Police union leaders have called for de Blasio to apologize for not supporting the NYPD following the grand jury's decision not to indict a white officer in the apparent chokehold death of Eric Garner, an unarmed black man.

"Things that I have said that I believe are what I believe, and you can't apologize for your fundamental beliefs," de Blasio said, CBS2's Dick Brennan reported.

De Blasio: I Won't Apologize To Police For My 'Fundamental Beliefs'

"There's going to be emotion," the mayor added. "There's going to be rhetoric. There's going to be some things said that shouldn't be said. But I think underneath that, there are some real issues that we can address."

The rift with police has been a major distraction for de Blasio in recent weeks.

Immediately after the Garner decision, de Blasio told reporters that he and his wife have spoken to their son, Dante, about "how to take special care with any encounter he may have with police officers."

The comments angered Patrolmen's Benevolent Association President Patrick Lynch, who accused the mayor of throwing police "under the bus."

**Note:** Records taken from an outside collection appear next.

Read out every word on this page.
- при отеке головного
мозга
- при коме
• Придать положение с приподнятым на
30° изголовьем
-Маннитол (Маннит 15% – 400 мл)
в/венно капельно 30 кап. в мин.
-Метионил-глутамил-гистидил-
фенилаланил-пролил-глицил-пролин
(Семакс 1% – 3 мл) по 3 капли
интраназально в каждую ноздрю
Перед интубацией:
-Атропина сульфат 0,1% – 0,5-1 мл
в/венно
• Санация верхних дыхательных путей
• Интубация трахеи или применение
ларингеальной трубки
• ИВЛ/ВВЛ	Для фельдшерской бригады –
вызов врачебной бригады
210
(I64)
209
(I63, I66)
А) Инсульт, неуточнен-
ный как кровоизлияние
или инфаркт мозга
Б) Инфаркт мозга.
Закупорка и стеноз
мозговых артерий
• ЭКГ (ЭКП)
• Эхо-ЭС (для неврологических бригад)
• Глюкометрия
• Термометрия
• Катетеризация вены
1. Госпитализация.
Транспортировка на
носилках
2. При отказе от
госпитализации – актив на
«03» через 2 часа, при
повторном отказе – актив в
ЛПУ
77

After Officers Wenjian Liu and Rafael Ramos were gunned down in their squad car Dec. 20 by a gunman who said he was seeking revenge for the police-involved deaths of Garner and Michael Brown in Ferguson, Missouri, Lynch said de Blasio had "blood on his hands."

Some officers turned their backs on de Blasio as he walked into the hospital following the officers' deaths. They did the same at the funerals of both slain officers.

De Blasio has since been looking to patch up his relationship with police.

In response to Garner's death, the City Council proposed a bill that would make chokeholds illegal. But the mayor said he won't sign it if it passes.

"I don't believe that enacting a law which would make it a criminal offense to utilize a chokehold is appropriate because I believe there are exceptional situations in which the life of an officer may be at stake," de Blasio said.

De Blasio also said he wants to be sure police get everything they need in order to be safe.

Critics say the mayor's outreach is too little, too late.

"He's never going to win the police back," former Mayor Rudy Giuliani said on WABC Radio. "That train has gone through the station. The apology was necessary two, three weeks ago. But at least he doesn't have to make it worse."

Giuliani also heaped praise on Police Commissioner Bill Bratton, who has been caught in the middle of the war of words.

"I don't know anybody else that can thread this needle the way Bill Bratton can," said Giuliani, adding that law enforcement should be de Blasio's top priority.

De Blasio said he expects demonstrations against police to start again Thursday, but he has put some of the marchers on notice.

"There is a small group that has consistently used absolutely unacceptable, reprehensible language towards officers," the mayor said. "And they have a constitutional right to do it, but they should stop doing it."